A reporter and news director for the local radio station WHJB, John Murphy, arrived on the scene of the event before authorities had arrived, in response to several calls to the station from alarmed citizens, and took several photographs and conducted interviews with witnesses. His former wife Bonnie Milslagle later reported that all but one roll of the film were confiscated by military personnel. WHJB office manager Mabel Mazza described one of the pictures: "It was very dark and it was with a lot of trees around and everything. And I don't know how far away from the site he was. But I did see a picture of a sort of a cone-like thing.
It's the only time I ever saw it."
It soon became common knowledge that some eager, interested civilians had made a trip into the woods before the Military gained control of the area. These few individuals were interviewed by Stan Gordon, and told an amazing story. They stated that they saw a copper-bronze colored, saucer-shaped object crashed in the woods. This craft was anywhere from 9-12 feet in length, and bore a gold band around its bottom. Some of the witnesses described writing on the craft which resembled Egyptian hieroglyphics.
These few witnesses were quickly whisked away when discovered by Military personnel. Later that night, witnesses claimed that they observed a flatbed truck toting a large object, covered by a tarpaulin. Shortly after the departure of the flatbed, many of the Military personnel vacated the search area.
In January 1980 UFO investigator Clark McClelland interviewed the assistant fire chief of Kecksburg, James Mayes, and Melvin Reese, another fireman. They reported that their team had come within sixty meters of the object. They had seen an object on the ground that had smashed its way through the trees. Mayes explained how the military had cordoned off the woods and had established a temporary base, complete with telecom link. Fire chief Robert Bitner would later confirm this story. He also said he had seen an object that was about 6 feet high, 6 feet wide, and some 15 feet long, clearly not an aircraft. It was resting at an angle on the ground as if it had impacted nearly horizontally. Another fire officer, 'Pete', stated he had seen a ring of bumpers around it into which were described some pictorial symbols.
In 1990, researcher Stan Gordon from the Pennsylvania Association for the Study of the Unexplained, traced an apparent first-hand witness, James Romansky. He recalled seeing the object on the ground some 25 years previously, when he was an 18 year old fire fighter. He had been called to duty that night following concerns that an airplane had crashed.
He described the object as bronze coloured and shaped like an acorn-some 12 feet long and 25 feet in diameter; it had slightly raised "blunt" end and strange markings.

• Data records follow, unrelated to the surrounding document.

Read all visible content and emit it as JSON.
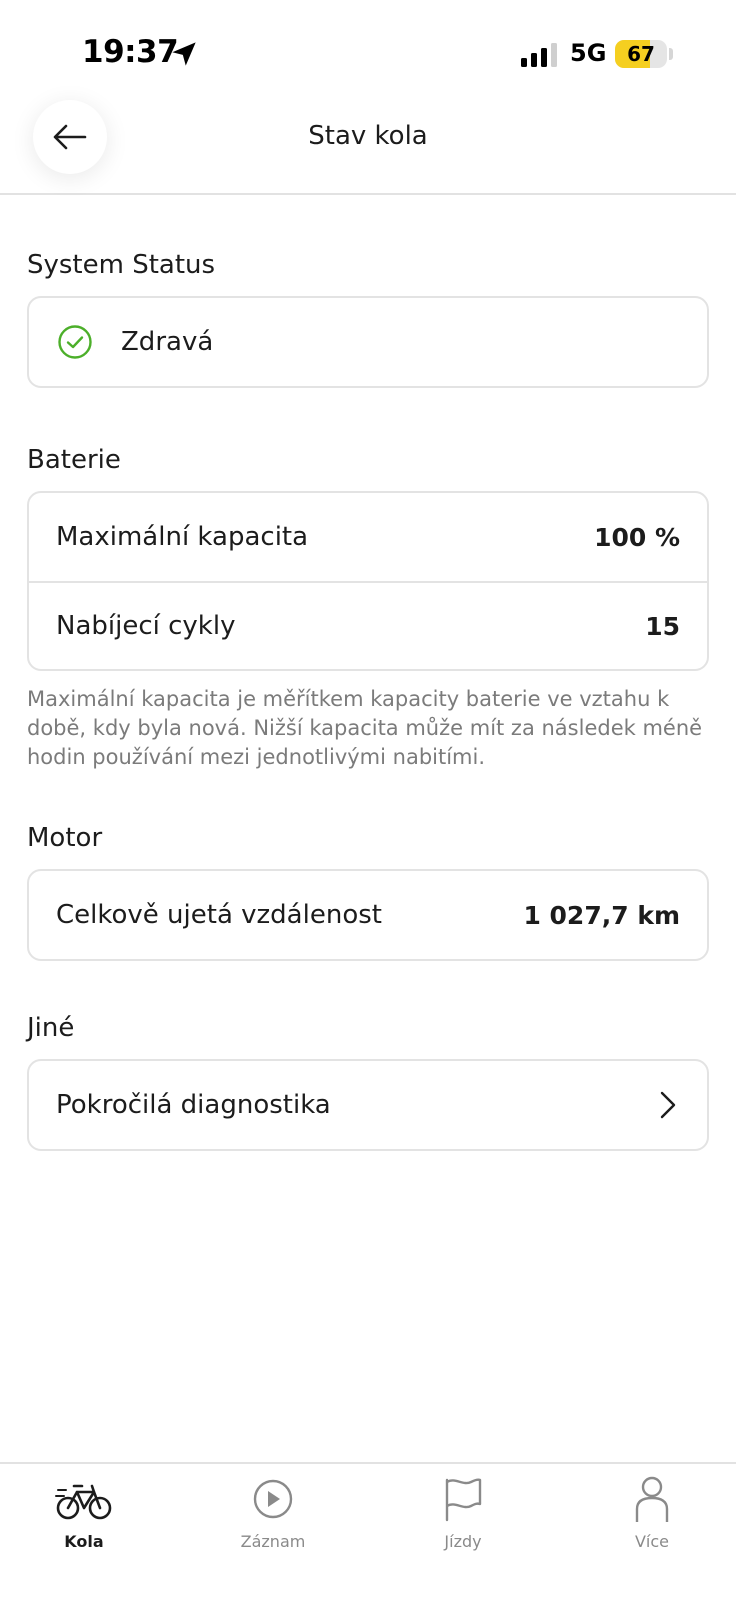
{
  "status_bar": {
    "time": "19:37",
    "network": "5G",
    "battery_level": "67",
    "battery_fraction": 0.67,
    "battery_color": "#f5cf20"
  },
  "header": {
    "title": "Stav kola",
    "back_icon": "arrow-left-icon"
  },
  "system_status": {
    "title": "System Status",
    "status_icon": "check-circle-icon",
    "status_color": "#4caf2a",
    "status_text": "Zdravá"
  },
  "battery": {
    "title": "Baterie",
    "rows": [
      {
        "label": "Maximální kapacita",
        "value": "100 %"
      },
      {
        "label": "Nabíjecí cykly",
        "value": "15"
      }
    ],
    "note": "Maximální kapacita je měřítkem kapacity baterie ve vztahu k době, kdy byla nová. Nižší kapacita může mít za následek méně hodin používání mezi jednotlivými nabitími."
  },
  "motor": {
    "title": "Motor",
    "rows": [
      {
        "label": "Celkově ujetá vzdálenost",
        "value": "1 027,7 km"
      }
    ]
  },
  "other": {
    "title": "Jiné",
    "rows": [
      {
        "label": "Pokročilá diagnostika",
        "icon": "chevron-right-icon"
      }
    ]
  },
  "tab_bar": {
    "tabs": [
      {
        "label": "Kola",
        "icon": "bike-icon",
        "active": true
      },
      {
        "label": "Záznam",
        "icon": "play-icon",
        "active": false
      },
      {
        "label": "Jízdy",
        "icon": "flag-icon",
        "active": false
      },
      {
        "label": "Více",
        "icon": "person-icon",
        "active": false
      }
    ]
  }
}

"It had writing on it, not like your average writing, but more like ancient Egyptian hieroglyphics. It had sort of a bumper on it, like a ribbon about six to 10 inches wide, and it stood out. It was elliptical the whole way around and the writing was on this bumper.It's nothing like I've ever seen, and I'm an avid reader. I read a lot of books on Egypt, the Incas, Peruvians, Russians and I've never to this day come across anything that looked like that."
"It was getting semi-dusk and we had flashlights. We were taken in the back of a truck and dropped off and told to go 'this way' which we did. I was not on the initial contact team. Another team found the object.
"It was definitely, unequivocally, positively, absolutely no aircraft, plane, helicopter or rocket, at least not to my knowledge. It was in an area that was part field and part woods and we went down to investigate," he said.
"We found the object had crashed at a 30 to 40 degree angle, and had broken off numerous tree branches in its impact path. My initial reaction was 'This is no airplane.' I observed no shrapnel, no breaking up of the fuselage. It was one solid piece, no doors, no windows.
"Preliminary searches found no bodies or casualties. It was shaped like an acorn, laying on its side, like the acorn nut is in its shell when it's on a tree," he explained. "I've been a machinist for 24 years and I've worked with a tremendous amount of different metals, and I have never seen any type of metal that looked even close to that."
John said the object was not broken, "not even cracked, just dented a bit. It did not give off smoke, steam or vapors, at least none that we could see."
Reports from neighbors in the area said it had given off a faint trail of blue smoke, which disappeared after the crash.
He described the portion visible as between eight and 10 feet long, six and seven feet across, and said a man of average height would probably have had little trouble standing up inside it. The crater it plowed into the ground was "rectangular in shape."